Computational algorithm-driven evaluation of monocytic myeloid-derived suppressor cell frequency for prediction of clinical outcomes

Abstract

Evaluation of myeloid-derived suppressor cells (MDSC), a cell type implicated in T-cell suppression, may inform immune status. However, a uniform methodology is necessary for prospective testing as a biomarker. We report the use of a computational algorithm-driven analysis of whole blood and cryopreserved samples for monocytic MDSC (m-MDSC) quantity that removes variables related to blood processing and user definitions. Applying these methods to samples from patients with melanoma identifies differing frequency distribution of m-MDSC relative to that in healthy donors. Patients with a pretreatment m-MDSC frequency outside a preliminary definition of healthy donor range (<14.9%) were significantly more likely to achieve prolonged overall survival following treatment with ipilimumab, an antibody that promotes T-cell activation and proliferation. m-MDSC frequencies were inversely correlated with peripheral CD8(+) T-cell expansion following ipilimumab. Algorithm-driven analysis may enable not only development of a novel pretreatment biomarker for ipilimumab therapy, but also prospective validation of peripheral blood m-MDSCs as a biomarker in multiple disease settings.

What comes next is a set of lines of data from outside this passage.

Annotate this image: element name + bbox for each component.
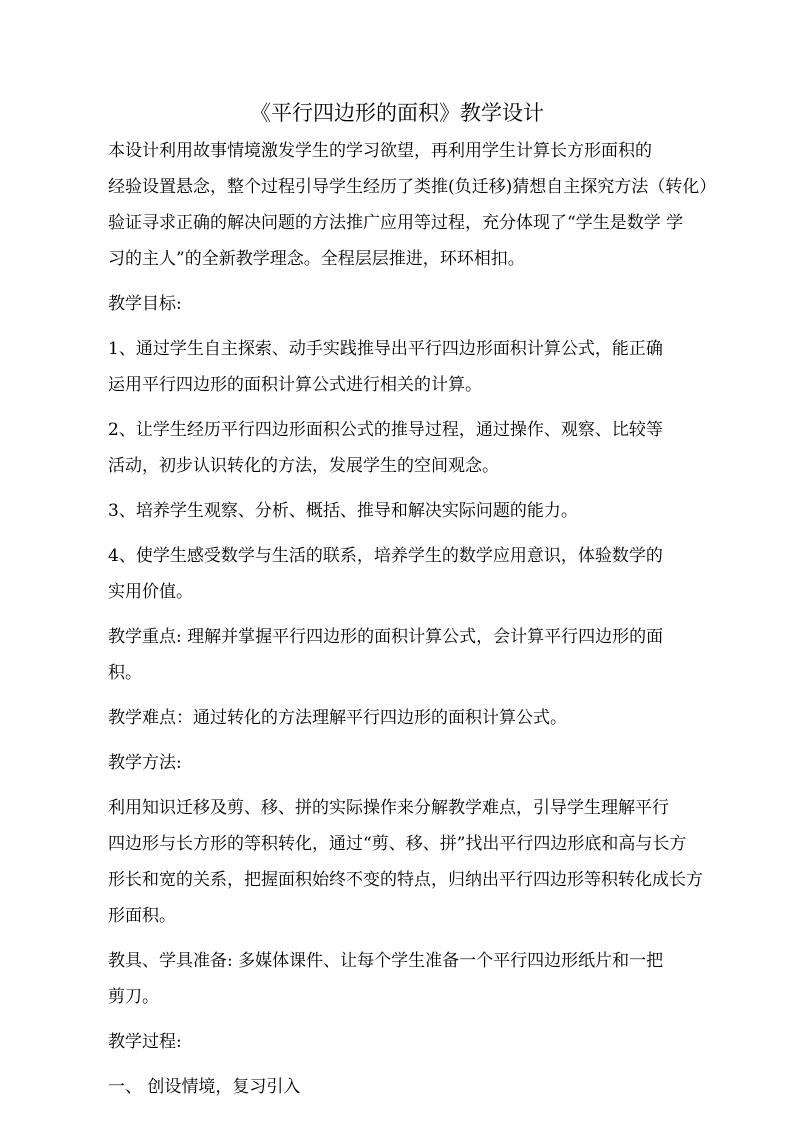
text-line: 2、让学生经历平行四边形面积公式的推导过程，通过操作、观察、比较等 (108, 420, 663, 440)
objective-2 (70, 412, 724, 484)
difficulty-paragraph (70, 700, 724, 736)
section-1-heading: 一、 创设情境，复习引入 (108, 1077, 301, 1097)
text-line: 剪刀。 (108, 987, 159, 1007)
objective-3 (70, 493, 724, 529)
text-line: 教学难点：通过转化的方法理解平行四边形的面积计算公式。 (108, 708, 567, 728)
objectives-heading: 教学目标: (108, 294, 182, 314)
intro-paragraph (70, 133, 724, 277)
objective-4 (70, 538, 724, 610)
text-line: 实用价值。 (108, 582, 193, 602)
text-line: 形面积。 (108, 906, 176, 926)
text-line: 活动，初步认识转化的方法，发展学生的空间观念。 (108, 456, 499, 476)
document-body (70, 133, 724, 1105)
document-title: 《平行四边形的面积》教学设计 (250, 101, 544, 125)
text-line: 利用知识迁移及剪、移、拼的实际操作来分解教学难点，引导学生理解平行 (108, 798, 669, 818)
materials-paragraph (70, 943, 724, 1015)
text-line: 积。 (108, 663, 142, 683)
key-point-paragraph (70, 619, 724, 691)
text-line: 3、培养学生观察、分析、概括、推导和解决实际问题的能力。 (108, 501, 578, 521)
text-line: 形长和宽的关系，把握面积始终不变的特点，归纳出平行四边形等积转化成长方 (108, 870, 703, 890)
text-line: 四边形与长方形的等积转化，通过“剪、移、拼”找出平行四边形底和高与长方 (108, 834, 687, 854)
text-line: 教学重点: 理解并掌握平行四边形的面积计算公式，会计算平行四边形的面 (108, 627, 664, 647)
methods-heading: 教学方法: (108, 753, 182, 773)
text-line: 运用平行四边形的面积计算公式进行相关的计算。 (108, 375, 482, 395)
text-line: 验证寻求正确的解决问题的方法推广应用等过程，充分体现了“学生是数学 学 (108, 213, 684, 233)
text-line: 教具、学具准备: 多媒体课件、让每个学生准备一个平行四边形纸片和一把 (108, 951, 664, 971)
text-line: 1、通过学生自主探索、动手实践推导出平行四边形面积计算公式，能正确 (108, 339, 663, 359)
text-line: 4、使学生感受数学与生活的联系，培养学生的数学应用意识，体验数学的 (108, 546, 663, 566)
text-line: 习的主人”的全新教学理念。全程层层推进，环环相扣。 (108, 249, 525, 269)
methods-paragraph (70, 790, 724, 934)
text-line: 本设计利用故事情境激发学生的学习欲望，再利用学生计算长方形面积的 (108, 141, 652, 161)
text-line: 经验设置悬念，整个过程引导学生经历了类推(负迁移)猜想自主探究方法（转化） (108, 177, 717, 197)
process-heading: 教学过程: (108, 1032, 182, 1052)
objective-1 (70, 331, 724, 403)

Trial registration: ClinicalTrials.gov NCT00495066 NCT00920907.

Figure 1. Analysis of Myeloid Derived Suppressor Cell Frequency

Peripheral blood mononuclear cells (PBMC) from advanced melanoma patients and healthy donors were stained with surface antibody and analyzed by multicolor flow cytometry. We defined monocytic myeloid cells based on presence of CD14, CD11b in a CD3, CD16, CD19, CD20, CD56 in lineage (Lin) negative population. Within this monocytic cell population, m-MDSC were isolated based on their low levels of expression of HLA-DR expression. (A). Gating strategy to isolate myeloid derived cells as CD14+CD11b+Lineage- cells. Based on the 99%ile of healthy donor values, a cut-off for low expression of HLA-DR was set to isolate the population of m-MDSC (shaded in red). (B) m-MDSC composition by HLA-DR GMFI is subject to fluctuations in staining acquisition and sample handling. CV_HLA-DR represents a self-normalizing measurement and is stable among replicate measurements. (C). Comparison of coefficient of variations (CV) for HLA expression within the myeloid compartment reveals a larger spread for patients pre-treatment, compared to healthy donors and large differences in CV between patients (HD vs. Patients: p<0.05). (D) Normogram plotting relationship between CV values and m-MDSC frequency. (E) Evaluation of whole blood collected in standard heparin or Cyto-Chex^®tubes (n=9) for m-MDSC frequency and stored at room temperature for the specified interval between analysis and acquisition. Data is expressed as a percentage of total m-MDSC present at baseline. *p=0.002 (F) Correlation between m-MDSC analysis of samples (n=8) cryopreserved using BD Vacutainer^® CPT tubes, standard heparin tubes and collected in Cyto-Chex^®tubes.

Figure 2. Functionally Suppressive m-MDSC are increased in patients with metastatic melanoma less likely to achieve prolonged overall survival following ipilimumab.

(A) Peripheral blood mononuclear cell (PBMC) from advanced melanoma patients and healthy donors analyzed for %m-MDSC based on CV_HLA-DR. The frequency of m-MDSC in healthy donors (n=20), melanoma patients analyzed at pre-treatment baseline and week 6 (Healthy donor vs pretreatment p=0.05; healthy donor vs week 6, p=0.03), (B) Pre-treatment values for subsets of patients treated with ipilimumab 10mg/kg (n=28) or 3mg/kg (n=40). (C) Overall survival based on m-MDSC quantity at pre-treatment baseline. (D) Overall survival from 6 weeks after start of ipilimumab treatment. (E) The correlation between %change in CD8 T cells and wk 6 m-MDSC frequency (r = − 0.541, p = 0.02). % change in CD8 T cells = [(wk6 absolute CD8 – baseline absolute CD8) ÷ (baseline absolute CD8)]. (F) The average stimulation index is graphed for 2 melanoma patients with clinical benefit and 2 melanoma patients with non-clinical benefit assessed at week 24. Stimulation index = (% proliferated CD3+ T cells in CD14-depleted PBMCs) / (% proliferated CD3+ T cell in CD14-PBMCs with CD14+ cells added back).